Preocupa-se não apenas quando seu direito à liberdade está ameaçado,
mas sempre o faz para todos os homens e mulheres, porque não existe uma
posição que se baseie mais no respeito e na apreciação máxima da
liberdade humana do que na posição cristã.
Os cristãos dos primeiros séculos, apesar de viverem em uma condição muito difícil do ponto de vista
jurídico, nunca adotaram uma atitude ilegal, mas se comprometeram, de
acordo com o lema paulino que afirmava "Examine tudo e fique com o que é
bom" ( 1 Ts 5.21), para fazer um "uso correto" do sistema jurídico
romano, aproveitando os bens que eles ofereciam, mas ao mesmo tempo
exercendo uma crítica muito aguda de suas reivindicações ao absolutismo e
destacando suas fraquezas e contradições.
A partir dessa atitude cristã em relação à krisis
(ou seja, o discernimento) da lei, que implica, entre outras coisas, a
reivindicação franca e descomplicada dos direitos de alguém, ele nos dá
um exemplo que eu acho particularmente interessante, à luz da a situação
que estamos enfrentando atualmente, a passagem nos Atos dos Apóstolos
(16, 16-40) na qual a detenção de Paulo e Silas é relatada durante sua
permanência em Filipos.
Esta cidade da Macedônia pode ter um certo valor simbólico aos nossos
olhos porque, naquela época (chegamos aos 50 anos), era uma colônia
romana que desfrutava do ius italicum e, portanto, era um lugar onde a lei romana era aplicada em sua totalidade.

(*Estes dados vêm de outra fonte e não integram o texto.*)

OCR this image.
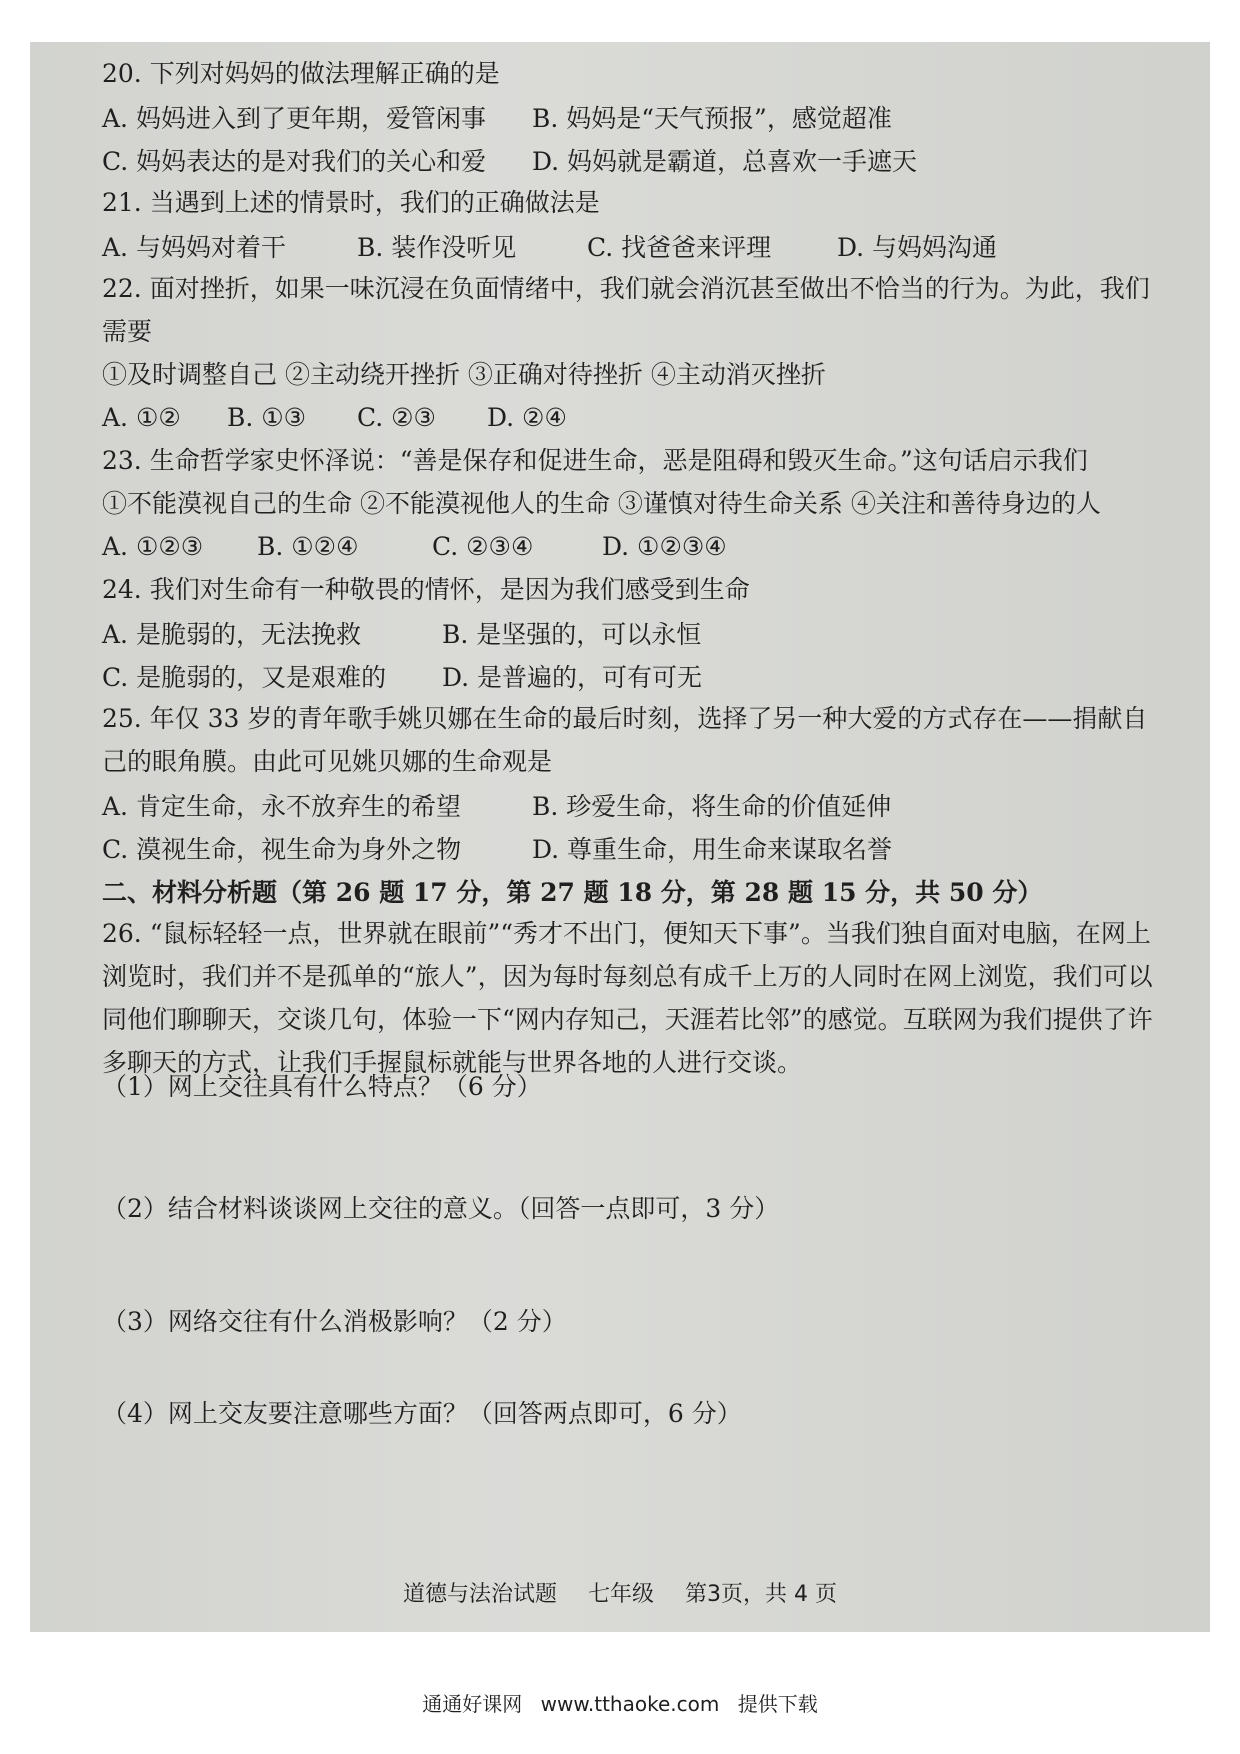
20. 下列对妈妈的做法理解正确的是
A. 妈妈进入到了更年期，爱管闲事	B. 妈妈是“天气预报”，感觉超准
C. 妈妈表达的是对我们的关心和爱	D. 妈妈就是霸道，总喜欢一手遮天
21. 当遇到上述的情景时，我们的正确做法是
A. 与妈妈对着干	B. 装作没听见	C. 找爸爸来评理	D. 与妈妈沟通

22. 面对挫折，如果一味沉浸在负面情绪中，我们就会消沉甚至做出不恰当的行为。为此，我们需要

①及时调整自己 ②主动绕开挫折 ③正确对待挫折 ④主动消灭挫折
A. ①②	B. ①③	C. ②③	D. ②④

23. 生命哲学家史怀泽说：“善是保存和促进生命，恶是阻碍和毁灭生命。”这句话启示我们

①不能漠视自己的生命 ②不能漠视他人的生命 ③谨慎对待生命关系 ④关注和善待身边的人

A. ①②③	B. ①②④	C. ②③④	D. ①②③④
24. 我们对生命有一种敬畏的情怀，是因为我们感受到生命
A. 是脆弱的，无法挽救	B. 是坚强的，可以永恒
C. 是脆弱的，又是艰难的	D. 是普遍的，可有可无

25. 年仅 33 岁的青年歌手姚贝娜在生命的最后时刻，选择了另一种大爱的方式存在——捐献自己的眼角膜。由此可见姚贝娜的生命观是

A. 肯定生命，永不放弃生的希望	B. 珍爱生命，将生命的价值延伸
C. 漠视生命，视生命为身外之物	D. 尊重生命，用生命来谋取名誉
二、材料分析题（第 26 题 17 分，第 27 题 18 分，第 28 题 15 分，共 50 分）

26. “鼠标轻轻一点，世界就在眼前”“秀才不出门，便知天下事”。当我们独自面对电脑，在网上浏览时，我们并不是孤单的“旅人”，因为每时每刻总有成千上万的人同时在网上浏览，我们可以同他们聊聊天，交谈几句，体验一下“网内存知己，天涯若比邻”的感觉。互联网为我们提供了许多聊天的方式，让我们手握鼠标就能与世界各地的人进行交谈。

（1）网上交往具有什么特点？（6 分）
（2）结合材料谈谈网上交往的意义。（回答一点即可，3 分）
（3）网络交往有什么消极影响？（2 分）
（4）网上交友要注意哪些方面？（回答两点即可，6 分）
道德与法治试题 七年级 第3页，共 4 页
通通好课网 www.tthaoke.com 提供下载
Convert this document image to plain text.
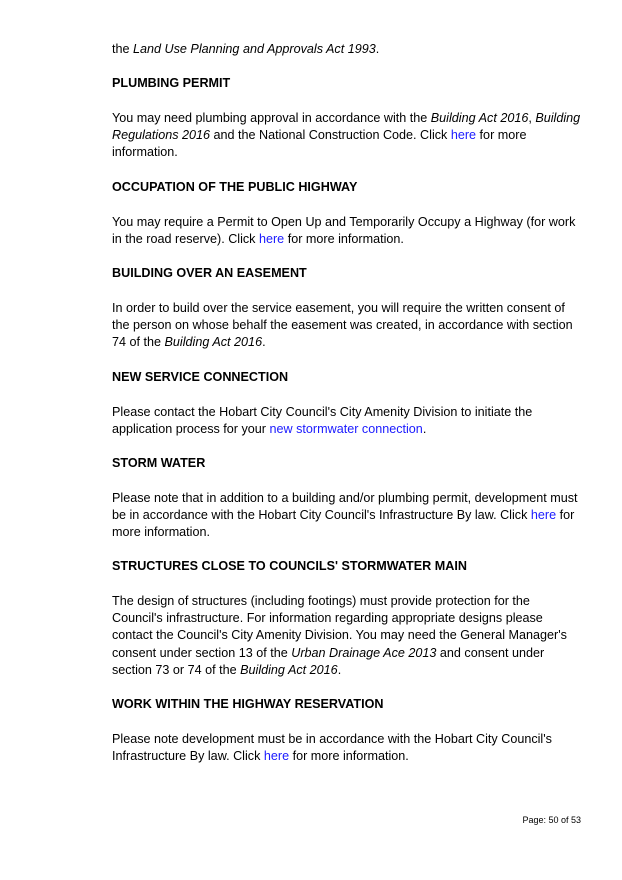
the Land Use Planning and Approvals Act 1993.

PLUMBING PERMIT

You may need plumbing approval in accordance with the Building Act 2016, Building Regulations 2016 and the National Construction Code. Click here for more information.

OCCUPATION OF THE PUBLIC HIGHWAY

You may require a Permit to Open Up and Temporarily Occupy a Highway (for work in the road reserve). Click here for more information.

BUILDING OVER AN EASEMENT

In order to build over the service easement, you will require the written consent of the person on whose behalf the easement was created, in accordance with section 74 of the Building Act 2016.

NEW SERVICE CONNECTION

Please contact the Hobart City Council's City Amenity Division to initiate the application process for your new stormwater connection.

STORM WATER

Please note that in addition to a building and/or plumbing permit, development must be in accordance with the Hobart City Council's Infrastructure By law. Click here for more information.

STRUCTURES CLOSE TO COUNCILS' STORMWATER MAIN

The design of structures (including footings) must provide protection for the Council's infrastructure. For information regarding appropriate designs please contact the Council's City Amenity Division. You may need the General Manager's consent under section 13 of the Urban Drainage Ace 2013 and consent under section 73 or 74 of the Building Act 2016.

WORK WITHIN THE HIGHWAY RESERVATION

Please note development must be in accordance with the Hobart City Council's Infrastructure By law. Click here for more information.

Page: 50 of 53
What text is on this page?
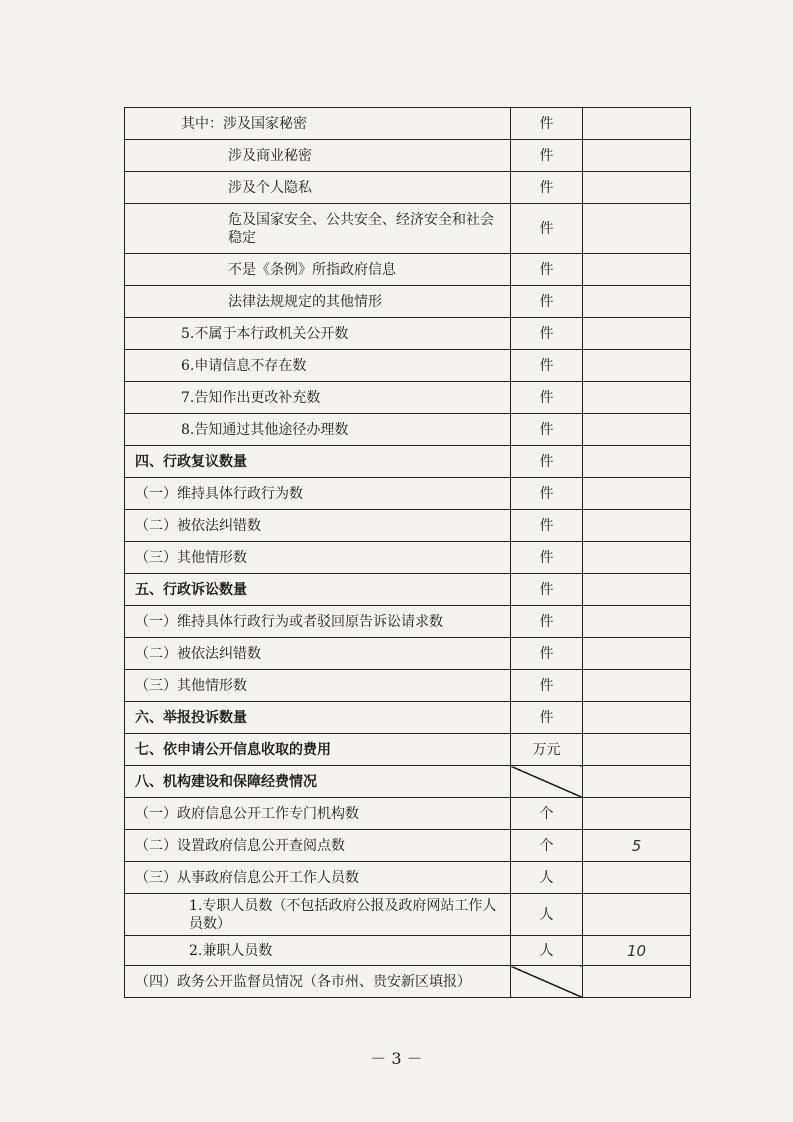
其中：涉及国家秘密	件	
涉及商业秘密	件	
涉及个人隐私	件	
危及国家安全、公共安全、经济安全和社会稳定	件	
不是《条例》所指政府信息	件	
法律法规规定的其他情形	件	
5.不属于本行政机关公开数	件	
6.申请信息不存在数	件	
7.告知作出更改补充数	件	
8.告知通过其他途径办理数	件	
四、行政复议数量	件	
（一）维持具体行政行为数	件	
（二）被依法纠错数	件	
（三）其他情形数	件	
五、行政诉讼数量	件	
（一）维持具体行政行为或者驳回原告诉讼请求数	件	
（二）被依法纠错数	件	
（三）其他情形数	件	
六、举报投诉数量	件	
七、依申请公开信息收取的费用	万元	
八、机构建设和保障经费情况		
（一）政府信息公开工作专门机构数	个	
（二）设置政府信息公开查阅点数	个	5
（三）从事政府信息公开工作人员数	人	
1.专职人员数（不包括政府公报及政府网站工作人员数）	人	
2.兼职人员数	人	10
（四）政务公开监督员情况（各市州、贵安新区填报）		
－ 3 －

Além disso, foi também a primeira cidade “européia” onde o Evangelho foi pregado. Portanto, quase poderíamos dizer que, em Filipos, o cristianismo enfrentou "nosso" mundo jurídico pela primeira vez.
A história é a seguinte: tendo prejudicado os interesses econômicos de alguém com sua pregação ( cherchez l'argent, como sempre: cf. 16, 16-19), os dois missionários cristãos são
"arrastados para a praça principal diante das autoridades" e acusados
de "desordem de semeadura" propagando "costumes que nós, romanos, não
podemos aceitar ou praticar" (16, 19-21).
Os magistrados - desconsiderando um dos princípios fundamentais daquela
lei processual romana da qual os executores deveriam ser: audiatur et altera pars, ou seja, ninguém é condenado sem ter ouvido previamente suas razões! -
não dão a Pablo e Silas a possibilidade de exonerar mas, depois de ter
sido açoitado (com "muitos açoites", o texto especifica), eles foram
colocados na prisão; acrescentando que o carcereiro "os colocou dentro da cela e manteve os pés nos estoques" (16, 24).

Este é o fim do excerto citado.